I love watching the seeing eye dogs in training .... Sounds like your gunna have alot of ppl there this year........


----------



## Oaklys Dad (Dec 28, 2005)

That's great Donna! Oakly got to play with a guide puppy in training last weekend at my sisters place. Can't wait to see the pups they bring over.


----------



## vrocco1 (Feb 25, 2006)

Darn! Albany is just too far. I'd love to see them.


----------



## sharlin (Feb 26, 2007)

What a great, great group to have at RR---kinda got me a'thinkin there Donna.


----------



## GoldenJoyx'stwo (Feb 25, 2007)

I'd love to learn more. One never knows when one my be in need of a wonderful assistant...


----------



## Oaklys Dad (Dec 28, 2005)

Kimm said:


> I'd love to learn more. One never knows when one my be in need of a wonderful assistant...


Kimm, this is the Guiding Eyes for the Blind site. This is the one my sister is affiliated with and raises puppies for.

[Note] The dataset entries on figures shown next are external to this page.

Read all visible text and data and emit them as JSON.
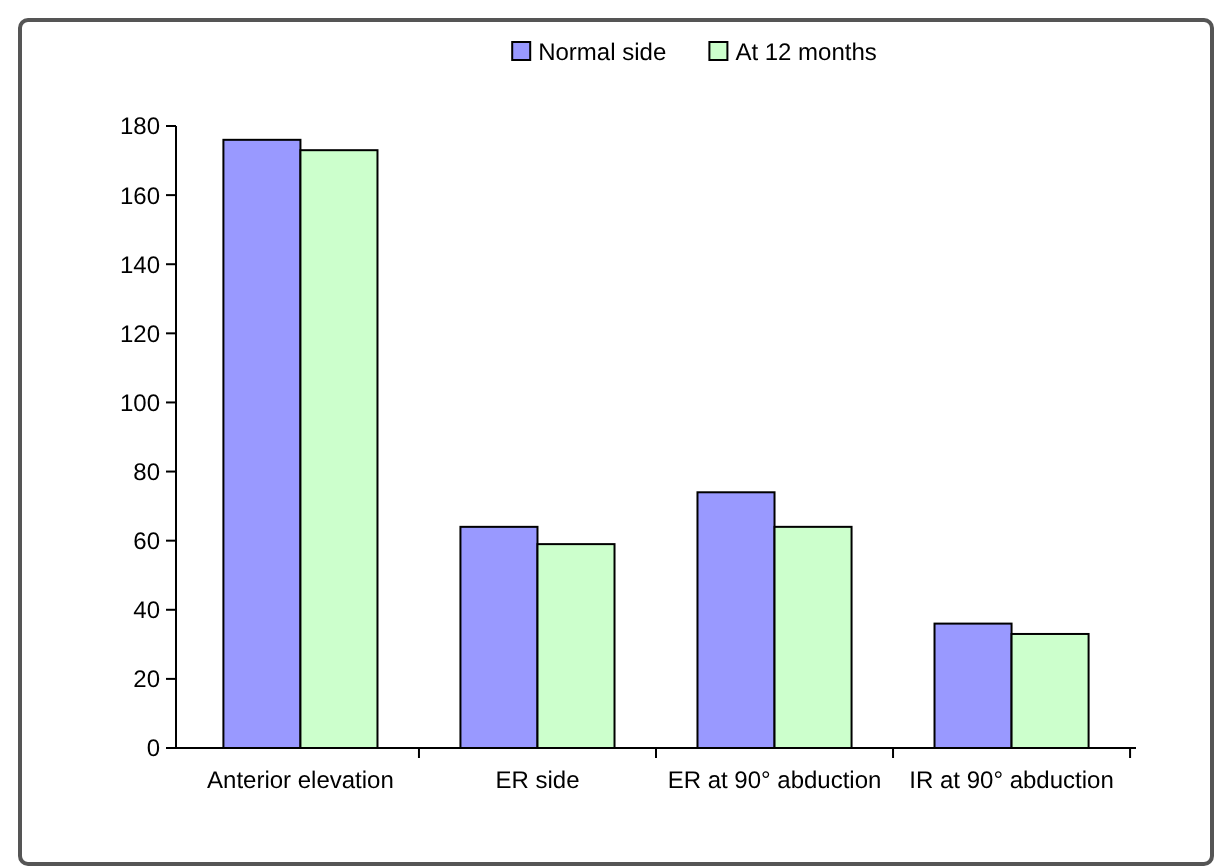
{
  "chart_data": {
    "type": "bar",
    "categories": [
      "Anterior elevation",
      "ER side",
      "ER at 90° abduction",
      "IR at 90° abduction"
    ],
    "series": [
      {
        "name": "Normal side",
        "color": "#9999ff",
        "values": [
          176,
          64,
          74,
          36
        ]
      },
      {
        "name": "At 12 months",
        "color": "#ccffcc",
        "values": [
          173,
          59,
          64,
          33
        ]
      }
    ],
    "ylim": [
      0,
      180
    ],
    "yticks": [
      0,
      20,
      40,
      60,
      80,
      100,
      120,
      140,
      160,
      180
    ],
    "legend": "top",
    "grid": false
  }
}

Guiding Eyes for The Blind: GuidingEyes.Org Guiding Eyes for the Blind - Seeing Eye Dog - Trained Guide Dogs - New York

She and I stopped at the breeding facility in Patterson NY last year on the way back from Ryleys and got to play with the pups of one of the pups she had raised. Great fun!


----------



## Brinkleysmom (Dec 17, 2005)

Oaklys Dad said:


> That's great Donna! Oakly got to play with a guide puppy in training last weekend at my sisters place. Can't wait to see the pups they bring over.


Rob if your sister is driving over with you again this year, you should have her come to the run and talk with those guys. Those girls are so nice. I love seeing the pups.


----------



## Brinkleysmom (Dec 17, 2005)

vrocco1 said:


> Darn! Albany is just too far. I'd love to see them.

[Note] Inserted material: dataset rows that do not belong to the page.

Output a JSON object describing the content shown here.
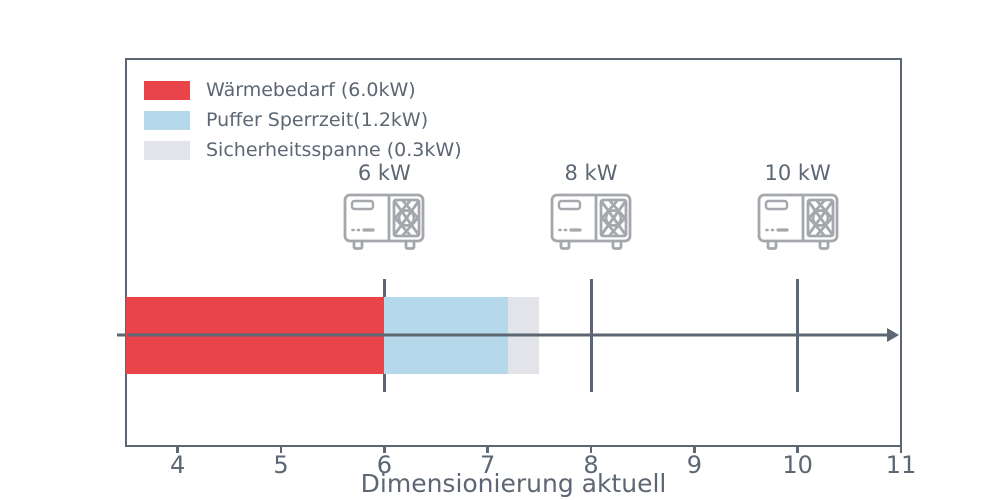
{
  "colors": {
    "slate": "#5d6773",
    "icon_gray": "#a4a8ad",
    "red": "#e94449",
    "light_blue": "#b5d9eb",
    "light_gray": "#e2e4e9",
    "background": "#ffffff"
  },
  "chart_data": {
    "type": "bar",
    "orientation": "horizontal",
    "title": "",
    "xlabel": "Dimensionierung aktuell",
    "ylabel": "",
    "xlim": [
      3.5,
      11
    ],
    "x_ticks": [
      4,
      5,
      6,
      7,
      8,
      9,
      10,
      11
    ],
    "grid": false,
    "legend_position": "upper left inside",
    "segments": [
      {
        "name": "Wärmebedarf",
        "value_kw": 6.0,
        "from": 3.5,
        "to": 6.0,
        "color": "#e94449"
      },
      {
        "name": "Puffer Sperrzeit",
        "value_kw": 1.2,
        "from": 6.0,
        "to": 7.2,
        "color": "#b5d9eb"
      },
      {
        "name": "Sicherheitsspanne",
        "value_kw": 0.3,
        "from": 7.2,
        "to": 7.5,
        "color": "#e2e4e9"
      }
    ],
    "legend": [
      {
        "label": "Wärmebedarf (6.0kW)",
        "color": "#e94449"
      },
      {
        "label": "Puffer Sperrzeit(1.2kW)",
        "color": "#b5d9eb"
      },
      {
        "label": "Sicherheitsspanne (0.3kW)",
        "color": "#e2e4e9"
      }
    ],
    "heat_pumps": [
      {
        "label": "6 kW",
        "value": 6
      },
      {
        "label": "8 kW",
        "value": 8
      },
      {
        "label": "10 kW",
        "value": 10
      }
    ],
    "annotations": {
      "axis_arrow_y_value_note": "horizontal arrow through bar center pointing right"
    }
  }
}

Hey Rob, if Maribeth is bringing her RV, from West Virginia, get on the highway and put your thumb out along the route. She will stop and pick you up along the way I am sure. LOL!!! Maybe next year, there will be one in Maryland. One can hope.


----------



## Brinkleysmom (Dec 17, 2005)

sharlin said:


> What a great, great group to have at RR---kinda got me a'thinkin there Donna.


Steve, I think between you, myself and Sharon, we have been bouncing ideas off of each other since the onset. It works quite well too. Thanks


----------



## moverking (Feb 26, 2007)

Wow....this event just keeps growing and growing....I'm so impressed.

And hey..Do I need to make the RV The "Ryley's Run Transport vehicle? We pick up the stragglers? LOL....

Actually, we will probably stay at the Best Western with you all and plan a camping trip for the sanctuary opening.....or in the Fall. 
If you'll still have us...


----------



## GoldenJoyx'stwo (Feb 25, 2007)

I may be coming up on Saturday morning now and staying Saturday night. Not sure yet. I can't wait to meet the pups. I belong to one of the seeing eye groups, but I can't remember which?:doh:


----------